Its publishing division generated an operating profit of $33 million on $300 million in revenue for the quarter. That’s compared to a profit of $55 million and $330 million in revenue during the same period last year. Advertising revenue was $148 million, down about 18 percent.

"The weak economy continues to significantly impact the demand for advertising. However, other fundamentals of our business remain strong," president and CEO Stephen M. Lacy said in a statement. Lacy indicated that circulation metrics were “solid” and that non-advertising related businesses, particularly Meredith Integrated Marketing and brand licensing, posted “strong” revenue and profit growth.
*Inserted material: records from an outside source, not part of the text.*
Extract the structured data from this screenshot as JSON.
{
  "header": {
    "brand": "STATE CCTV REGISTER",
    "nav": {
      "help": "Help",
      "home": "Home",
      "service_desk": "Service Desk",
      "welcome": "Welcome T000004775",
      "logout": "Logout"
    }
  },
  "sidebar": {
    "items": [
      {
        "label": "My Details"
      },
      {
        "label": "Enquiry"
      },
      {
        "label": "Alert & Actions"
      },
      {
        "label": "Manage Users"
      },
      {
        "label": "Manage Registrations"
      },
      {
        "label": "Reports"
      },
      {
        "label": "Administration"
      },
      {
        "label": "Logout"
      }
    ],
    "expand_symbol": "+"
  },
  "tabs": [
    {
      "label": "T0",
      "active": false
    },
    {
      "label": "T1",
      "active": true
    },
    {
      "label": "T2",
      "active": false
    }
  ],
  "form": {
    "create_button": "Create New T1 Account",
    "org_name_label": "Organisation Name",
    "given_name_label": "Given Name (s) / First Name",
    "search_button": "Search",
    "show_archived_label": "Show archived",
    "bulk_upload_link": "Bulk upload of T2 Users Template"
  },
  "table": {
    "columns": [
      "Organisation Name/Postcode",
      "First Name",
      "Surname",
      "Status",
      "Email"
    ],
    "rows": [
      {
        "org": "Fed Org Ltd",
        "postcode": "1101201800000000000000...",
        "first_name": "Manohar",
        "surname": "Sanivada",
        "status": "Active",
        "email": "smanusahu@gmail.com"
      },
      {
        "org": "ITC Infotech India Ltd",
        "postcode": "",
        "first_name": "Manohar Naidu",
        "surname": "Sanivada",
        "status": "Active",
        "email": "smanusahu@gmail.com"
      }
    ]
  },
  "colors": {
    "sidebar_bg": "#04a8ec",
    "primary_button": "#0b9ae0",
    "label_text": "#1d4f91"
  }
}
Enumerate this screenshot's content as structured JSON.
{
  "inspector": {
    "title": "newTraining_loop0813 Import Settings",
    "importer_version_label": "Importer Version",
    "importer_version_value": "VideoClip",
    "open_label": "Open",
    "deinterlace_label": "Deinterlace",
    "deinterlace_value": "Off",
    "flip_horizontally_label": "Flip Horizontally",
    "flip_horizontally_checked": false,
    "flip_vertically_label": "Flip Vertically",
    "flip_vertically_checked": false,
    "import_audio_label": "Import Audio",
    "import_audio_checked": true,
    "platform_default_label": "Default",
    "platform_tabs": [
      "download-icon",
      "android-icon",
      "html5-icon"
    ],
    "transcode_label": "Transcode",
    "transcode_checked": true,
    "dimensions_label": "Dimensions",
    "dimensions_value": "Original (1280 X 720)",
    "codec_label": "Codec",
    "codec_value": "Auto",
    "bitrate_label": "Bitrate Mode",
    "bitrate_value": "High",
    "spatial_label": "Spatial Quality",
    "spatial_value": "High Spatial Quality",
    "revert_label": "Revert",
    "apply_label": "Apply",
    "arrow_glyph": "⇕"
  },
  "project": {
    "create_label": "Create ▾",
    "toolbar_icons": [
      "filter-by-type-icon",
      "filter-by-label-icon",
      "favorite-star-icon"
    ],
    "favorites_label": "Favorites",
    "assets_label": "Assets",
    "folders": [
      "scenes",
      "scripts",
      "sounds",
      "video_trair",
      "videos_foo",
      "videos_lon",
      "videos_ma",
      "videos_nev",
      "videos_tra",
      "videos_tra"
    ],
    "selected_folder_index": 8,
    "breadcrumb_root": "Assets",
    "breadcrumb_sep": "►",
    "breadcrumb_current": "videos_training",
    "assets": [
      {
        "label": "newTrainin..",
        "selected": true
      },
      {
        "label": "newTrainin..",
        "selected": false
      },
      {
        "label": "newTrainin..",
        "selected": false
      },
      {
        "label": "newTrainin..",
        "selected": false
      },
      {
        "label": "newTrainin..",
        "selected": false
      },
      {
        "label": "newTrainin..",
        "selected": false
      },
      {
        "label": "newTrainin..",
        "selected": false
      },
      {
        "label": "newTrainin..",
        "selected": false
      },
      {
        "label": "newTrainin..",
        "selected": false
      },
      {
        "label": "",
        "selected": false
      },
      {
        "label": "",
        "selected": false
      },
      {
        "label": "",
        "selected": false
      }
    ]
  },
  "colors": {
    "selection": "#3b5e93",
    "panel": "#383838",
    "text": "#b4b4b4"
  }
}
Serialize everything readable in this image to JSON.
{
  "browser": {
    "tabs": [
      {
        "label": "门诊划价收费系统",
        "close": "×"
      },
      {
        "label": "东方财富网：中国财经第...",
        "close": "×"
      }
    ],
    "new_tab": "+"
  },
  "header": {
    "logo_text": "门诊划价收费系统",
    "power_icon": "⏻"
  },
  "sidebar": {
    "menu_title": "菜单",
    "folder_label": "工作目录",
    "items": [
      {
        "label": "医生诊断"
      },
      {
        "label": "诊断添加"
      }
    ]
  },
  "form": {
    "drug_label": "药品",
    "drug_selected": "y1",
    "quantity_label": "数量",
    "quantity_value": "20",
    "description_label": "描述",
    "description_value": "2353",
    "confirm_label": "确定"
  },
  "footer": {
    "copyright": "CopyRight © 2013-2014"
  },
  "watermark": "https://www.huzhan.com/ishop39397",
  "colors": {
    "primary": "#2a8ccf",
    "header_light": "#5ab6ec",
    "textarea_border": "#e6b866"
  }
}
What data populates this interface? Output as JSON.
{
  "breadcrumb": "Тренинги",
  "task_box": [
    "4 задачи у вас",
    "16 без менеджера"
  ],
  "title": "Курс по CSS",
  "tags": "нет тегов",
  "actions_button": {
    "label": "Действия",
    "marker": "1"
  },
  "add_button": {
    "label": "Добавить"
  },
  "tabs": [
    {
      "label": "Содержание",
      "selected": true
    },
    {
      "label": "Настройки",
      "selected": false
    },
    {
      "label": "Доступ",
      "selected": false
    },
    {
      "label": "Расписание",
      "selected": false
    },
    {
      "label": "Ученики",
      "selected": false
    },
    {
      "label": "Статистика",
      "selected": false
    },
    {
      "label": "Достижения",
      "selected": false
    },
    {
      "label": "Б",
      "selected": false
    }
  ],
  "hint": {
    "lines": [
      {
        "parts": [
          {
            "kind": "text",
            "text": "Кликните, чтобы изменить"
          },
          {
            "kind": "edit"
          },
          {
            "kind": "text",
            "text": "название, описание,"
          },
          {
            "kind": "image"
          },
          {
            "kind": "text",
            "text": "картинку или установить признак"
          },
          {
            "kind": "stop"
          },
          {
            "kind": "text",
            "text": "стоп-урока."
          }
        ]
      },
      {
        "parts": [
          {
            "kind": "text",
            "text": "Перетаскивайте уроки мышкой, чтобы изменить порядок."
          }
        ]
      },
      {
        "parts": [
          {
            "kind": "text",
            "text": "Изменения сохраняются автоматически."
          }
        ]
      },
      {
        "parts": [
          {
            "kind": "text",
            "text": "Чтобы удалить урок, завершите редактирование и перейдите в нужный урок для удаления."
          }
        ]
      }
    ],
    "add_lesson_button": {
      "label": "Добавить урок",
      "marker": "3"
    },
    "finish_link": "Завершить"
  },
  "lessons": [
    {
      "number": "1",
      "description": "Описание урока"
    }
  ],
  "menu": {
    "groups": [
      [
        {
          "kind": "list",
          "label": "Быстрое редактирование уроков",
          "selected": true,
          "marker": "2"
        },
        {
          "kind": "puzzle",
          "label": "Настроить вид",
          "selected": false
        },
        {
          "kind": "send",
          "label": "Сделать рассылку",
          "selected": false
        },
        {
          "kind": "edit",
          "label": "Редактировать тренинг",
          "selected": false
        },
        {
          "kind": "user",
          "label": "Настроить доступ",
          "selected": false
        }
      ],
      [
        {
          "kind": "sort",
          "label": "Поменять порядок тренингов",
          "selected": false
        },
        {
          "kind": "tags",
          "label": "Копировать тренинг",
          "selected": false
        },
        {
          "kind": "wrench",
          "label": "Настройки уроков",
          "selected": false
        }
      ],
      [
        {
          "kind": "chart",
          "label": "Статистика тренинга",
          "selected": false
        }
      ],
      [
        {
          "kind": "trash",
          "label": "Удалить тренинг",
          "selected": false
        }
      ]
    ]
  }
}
As reported earlier, the company’s fiscal 2008 net earnings were $134.6
million, down 17 percent from $162.3 million in 2007. Revenue was down
about 2 percent to $1.58 billion.

Meredith also indicated that the company will continue to “execute a performance improvement plan that is focused on gaining market share, growing new revenue streams and practicing aggressive expense control.” Whether or not layoffs are associated with the expense control was not immediately clear. A spokesperson did not immediately return a request for comment.

This summer, Meredith cut 60 jobs and opted not to fill 60 open positions. Twenty of the layoffs came from its magazine business.

Meredith’s expenses declined approximately 3 percent during the fiscal first quarter 2009 compared to the same period last year. Meredith’s total debt was $465 million and its weighted average interest rate was approximately 4.5 percent as of September 30, 2008, the report said.